Temperatures are already breaking records this year: Last month was the warmest May for the world’s oceans since record-keeping began in 1850, according to the National Oceanic and Atmospheric Administration.
The average ocean temperature throughout May was 1.53 degrees Fahrenheit, or 0.85 degree Celsius, higher than normal for the month.
For the planet as a whole May was the third warmest on record, the agency said on Thursday in its monthly climate update. North and South America had their warmest Mays on record.
In the United States, rising temperatures hit Washington State and northern Idaho especially hard. Two cities in Washington, Bellingham and Spokane, as well as smaller communities in the region, set records for their warmest Mays.
Why It Matters: Heat can harm ocean life and feed wildfires.
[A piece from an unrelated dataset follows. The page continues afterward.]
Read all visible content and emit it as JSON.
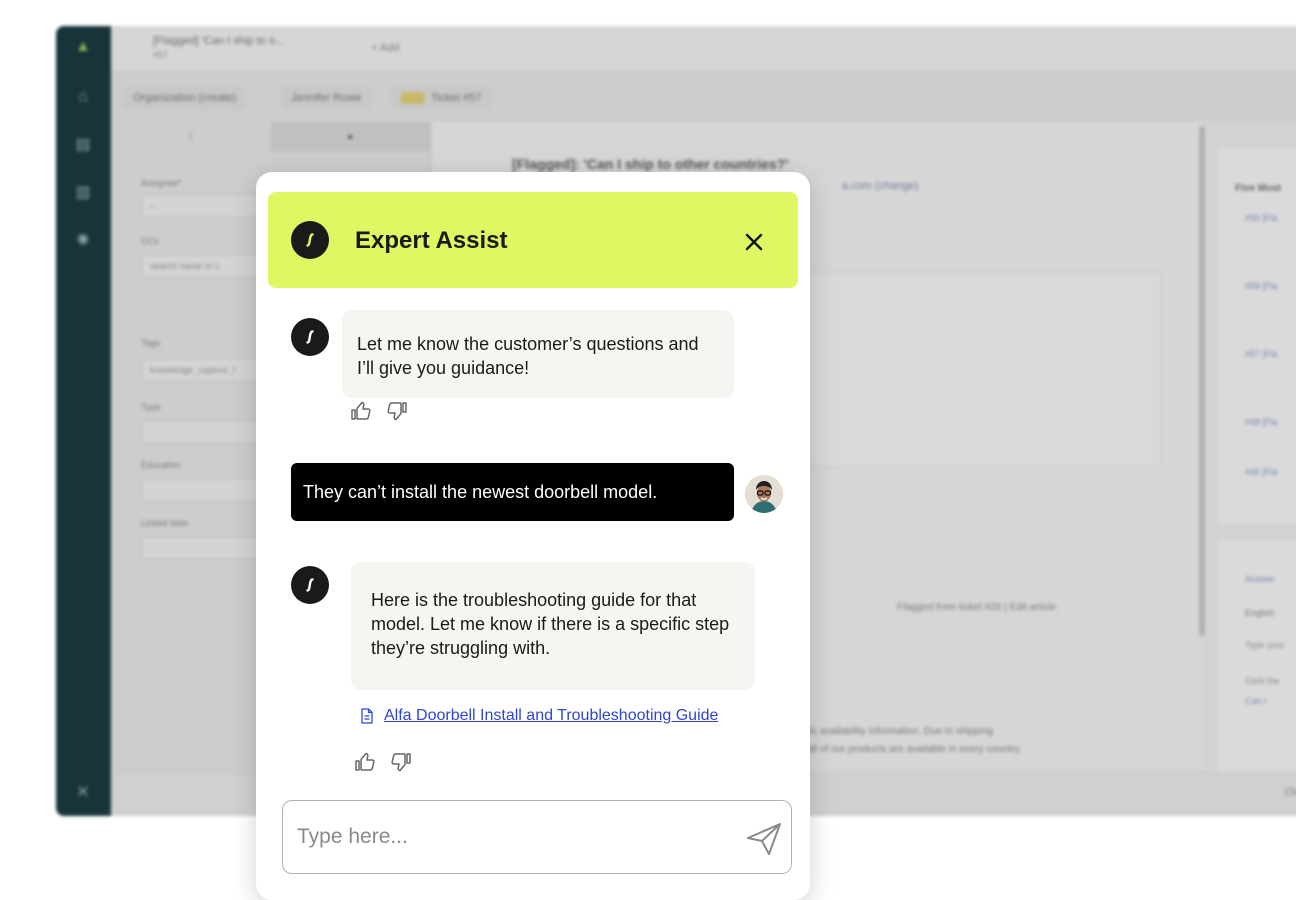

Warmer water tends to hold less oxygen, and large-scale fish die-offs may happen earlier in the year as the climate continues to warm. Last week, thousands of dead fish washed up on Texas beaches from unusually warm waters and lack of oxygen in the Gulf of Mexico. Across the ocean, higher temperatures contribute to coral reefs dying. The ocean also expands as it warms, raising sea levels even further on top of the added water from melting ice sheets.
Last month’s unusual heat contributed to Canada’s spate of wildfires. As wildfire smoke spread, air quality in western Canada and the northern Great Plains in the United States deteriorated significantly. More recently, the wildfire smoke reached cities in the Northeast and Midwest, causing Air Quality Index readings to skyrocket across much of the country.
Extreme heat can be dangerous to humans as well as wildlife. Over the next several days, parts of Florida, Louisiana and Texas are bracing for potential triple-digit temperatures, which put people at risk, especially if they work outdoors or lack air-conditioning.